4 Gedanken zu „Buchkritik: „Warum Hits Hits werden“ von Volkmar Kramarz

  1. Es gibt ja diverse aussermusikalische Gründe für die Tatsache, daß ein Song zum Hit wird. Zum Beispiel der oft tradierte Zeitpunkt der Veröffentlichung oder die entspr. Promotion, daß der Song per se zum Hit erklärt wird, vor dem ersten Ton. Weil er von Sängerin xyz kommt. Manchmal ist das so wie mit den Kaisers neuen Kleidern.
    Oder man verwendet „Zutaten“, die gerade insgeheim on top sind und deutlich signalisieren, daß der Song teilweise das Korsett des Pop sprengt und dadurch frisch und neu daherkommt. „Eine Brise Jazz“ oder „a bit of Techno“.
    Im Radio, das ich im übrigen sehr selten höre, hört man des öfteren Begriffe wie „Kammerpop“ und ähnliche Konstrukte, die den Wert der Songs anheben sollen.
    All diese Dinge sollten auch in eine Untersuchung einfliessen.

  2. @Gerhard: Sog. „Non-musikalischen Faktoren“ widmet Kramarz in seiner Analyse von nahezu 30 Songs genau sechs (6) Buchseiten. Es sind die Unterkapitel: 3.6.1 Anzahl der Gesangs-Interpreten (nicht-musikalisch?) 3.6.2 Qualität der Gesangsdarbietung (nicht musikalisch?), 3.6.3 Stilistiken der Hits (halbe Seite), 3.6.4 Authentizität (weniger als halbe Seite), 3.6.5 Imagebildung (halbe Seite), 3.6.6 Vorherige Bekanntheit (eine Seite), 3.6.7 Sexueller Anreiz bei der Performance (eine Seite). Spezielle Bedeutung von Vermarktungsstrategien, Videos, Filmen, Konzerten, Skandalen, (sozialen) Medien werden nicht dezidiert berücksichtigt.
    Sein Ansatz ist die vermeintlichen „Erfolgsfaktoren“ aus dem Primärtext (also der Aufnahme) zu isolieren. Die Herausstellung der Bedeutung „non-musikalischer Faktoren“ widersprechen dieser These diametral, vielleicht wurde der Teil deswegen so knapp gehalten.
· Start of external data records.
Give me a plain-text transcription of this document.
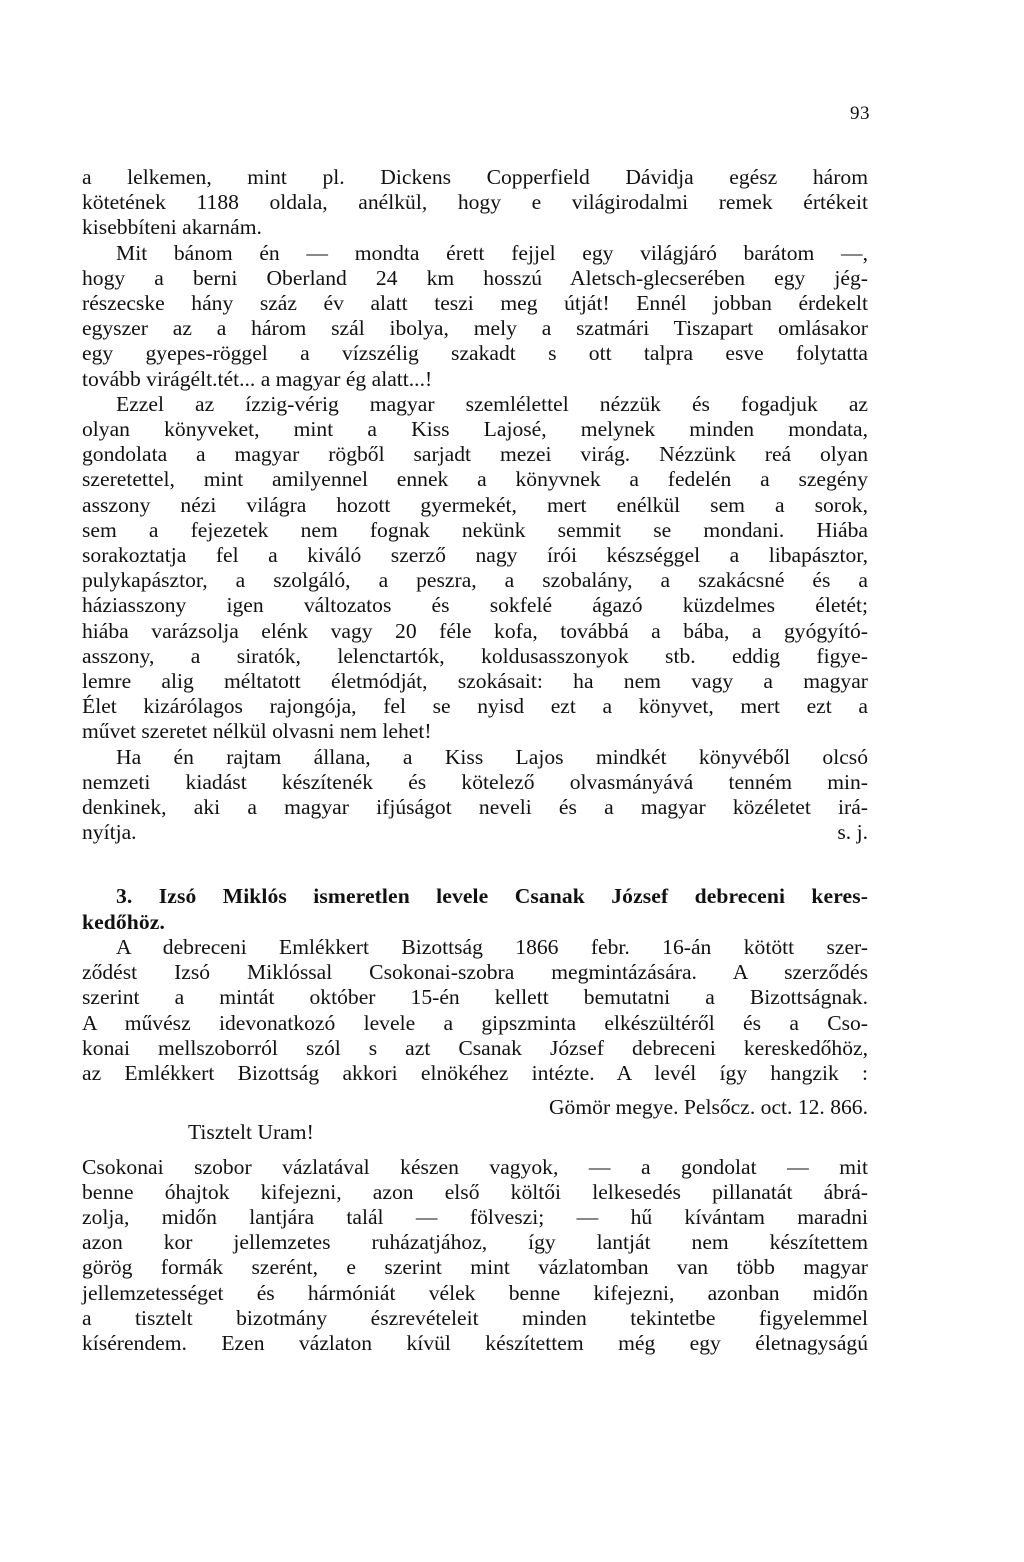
93
a lelkemen, mint pl. Dickens Copperfield Dávidja egész három
kötetének 1188 oldala, anélkül, hogy e világirodalmi remek értékeit
kisebbíteni akarnám.
Mit bánom én — mondta érett fejjel egy világjáró barátom —,
hogy a berni Oberland 24 km hosszú Aletsch-glecserében egy jég-
részecske hány száz év alatt teszi meg útját! Ennél jobban érdekelt
egyszer az a három szál ibolya, mely a szatmári Tiszapart omlásakor
egy gyepes-röggel a vízszélig szakadt s ott talpra esve folytatta
tovább virágélt.tét... a magyar ég alatt...!
Ezzel az ízzig-vérig magyar szemlélettel nézzük és fogadjuk az
olyan könyveket, mint a Kiss Lajosé, melynek minden mondata,
gondolata a magyar rögből sarjadt mezei virág. Nézzünk reá olyan
szeretettel, mint amilyennel ennek a könyvnek a fedelén a szegény
asszony nézi világra hozott gyermekét, mert enélkül sem a sorok,
sem a fejezetek nem fognak nekünk semmit se mondani. Hiába
sorakoztatja fel a kiváló szerző nagy írói készséggel a libapásztor,
pulykapásztor, a szolgáló, a peszra, a szobalány, a szakácsné és a
háziasszony igen változatos és sokfelé ágazó küzdelmes életét;
hiába varázsolja elénk vagy 20 féle kofa, továbbá a bába, a gyógyító-
asszony, a siratók, lelenctartók, koldusasszonyok stb. eddig figye-
lemre alig méltatott életmódját, szokásait: ha nem vagy a magyar
Élet kizárólagos rajongója, fel se nyisd ezt a könyvet, mert ezt a
művet szeretet nélkül olvasni nem lehet!
Ha én rajtam állana, a Kiss Lajos mindkét könyvéből olcsó
nemzeti kiadást készítenék és kötelező olvasmányává tenném min-
denkinek, aki a magyar ifjúságot neveli és a magyar közéletet irá-
nyítja.	s. j.
3. Izsó Miklós ismeretlen levele Csanak József debreceni keres-
kedőhöz.
A debreceni Emlékkert Bizottság 1866 febr. 16-án kötött szer-
ződést Izsó Miklóssal Csokonai-szobra megmintázására. A szerződés
szerint a mintát október 15-én kellett bemutatni a Bizottságnak.
A művész idevonatkozó levele a gipszminta elkészültéről és a Cso-
konai mellszoborról szól s azt Csanak József debreceni kereskedőhöz,
az Emlékkert Bizottság akkori elnökéhez intézte. A levél így hangzik :
Gömör megye. Pelsőcz. oct. 12. 866.
Tisztelt Uram!
Csokonai szobor vázlatával készen vagyok, — a gondolat — mit
benne óhajtok kifejezni, azon első költői lelkesedés pillanatát ábrá-
zolja, midőn lantjára talál — fölveszi; — hű kívántam maradni
azon kor jellemzetes ruházatjához, így lantját nem készítettem
görög formák szerént, e szerint mint vázlatomban van több magyar
jellemzetességet és hármóniát vélek benne kifejezni, azonban midőn
a tisztelt bizotmány észrevételeit minden tekintetbe figyelemmel
kísérendem. Ezen vázlaton kívül készítettem még egy életnagyságú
  3. Ohne das Buch von Kramarz bisher gelesen zu haben, erscheint mir die Kritik derartig an den Haaren herbeigezogen, dass die Vermutung einer narzistischen Motivation des Kritikers nahe zu liegen scheint. Beispiel für die oft absurde Kritik: Herr Kramarz verwende die deutsche Bezeichnung für Töne: h z. b. anstatt b, wie es im englischsprachigen Raum üblich ist. Oh je, Kritik um der Kritik willen ist immer peinlich. Übrigens: Herr Kramarz ist mir nicht persönlich bekannt. Ich bin nur ein schlichter Musiker, der Freude an seinem Klavier und seiner Gitarre hat. Entschuldigung, hätte ich Piano und guitar schreiben sollen.
    Trotzdem schöne Weihnachten und herzlichen Gruß
    Lothar Kuschnik

    • @Lothar Kuschnik: Willkommen auf dem Blog und danke für den ausführlichen Kommentar. Das Buch zu lesen wäre sicher hilfreich um informiert mitreden zu können. Auf die Kritik an meiner Kritik möchte ich erwidern: Dass Kramarz h statt – wie international üblich b – verwendet oder von Subdominante und Tonika statt von Stufen redet, sind nur Beispiele für eine ziemlich antiquierte Herangehensweise an das Thema. Er arbeitet fast durchwegs mit Theorien und Terminologie der klassisch-romantisch geprägten Musikwissenschaft und das funktioniert nicht bzw. liefert nur sehr begrenzte Erkenntnisse. Moderne und stildefinierende Kategorien wie Sound, Groove, Danceability, Signaturen etc. werden nicht mal im Ansatz behandelt, stattdessen immer und immer wieder standardisierte Harmoniefolgen auf deren „Deutung“ er sich anscheinend tunnelblickartig eingeschossen hat. Selbstverständlich muss Popmusik aber mit einer ihr gemäßen Theorie und Terminologie behandelt werden. Da sind wir uns sicher einig. Dass da auch der ein oder andere Anglizismus vorkommt, liegt daran, dass wesentliche Impulse für Popmusik und ihrer Reflexion vorwiegend aus dem anglo-amerikanischen Raum stammen.
      Ich würde gerne wieder mit ihnen diskutieren, wenn sie Gelegenheit hatten das Buch wenigstens mal durchzublättern. Falls sie Interesse daran haben sollten, welche grundlegenden, werkimmanenten Parameter noch untersucht hätten werden können, verweise ich hier mal ganz unbescheiden auf die Veröffentlichung meiner Dissertation „Spieltraditionen, Personalstile und Signature-Licks der Rock and Roll-Gitarre“ (ebook, Fuego).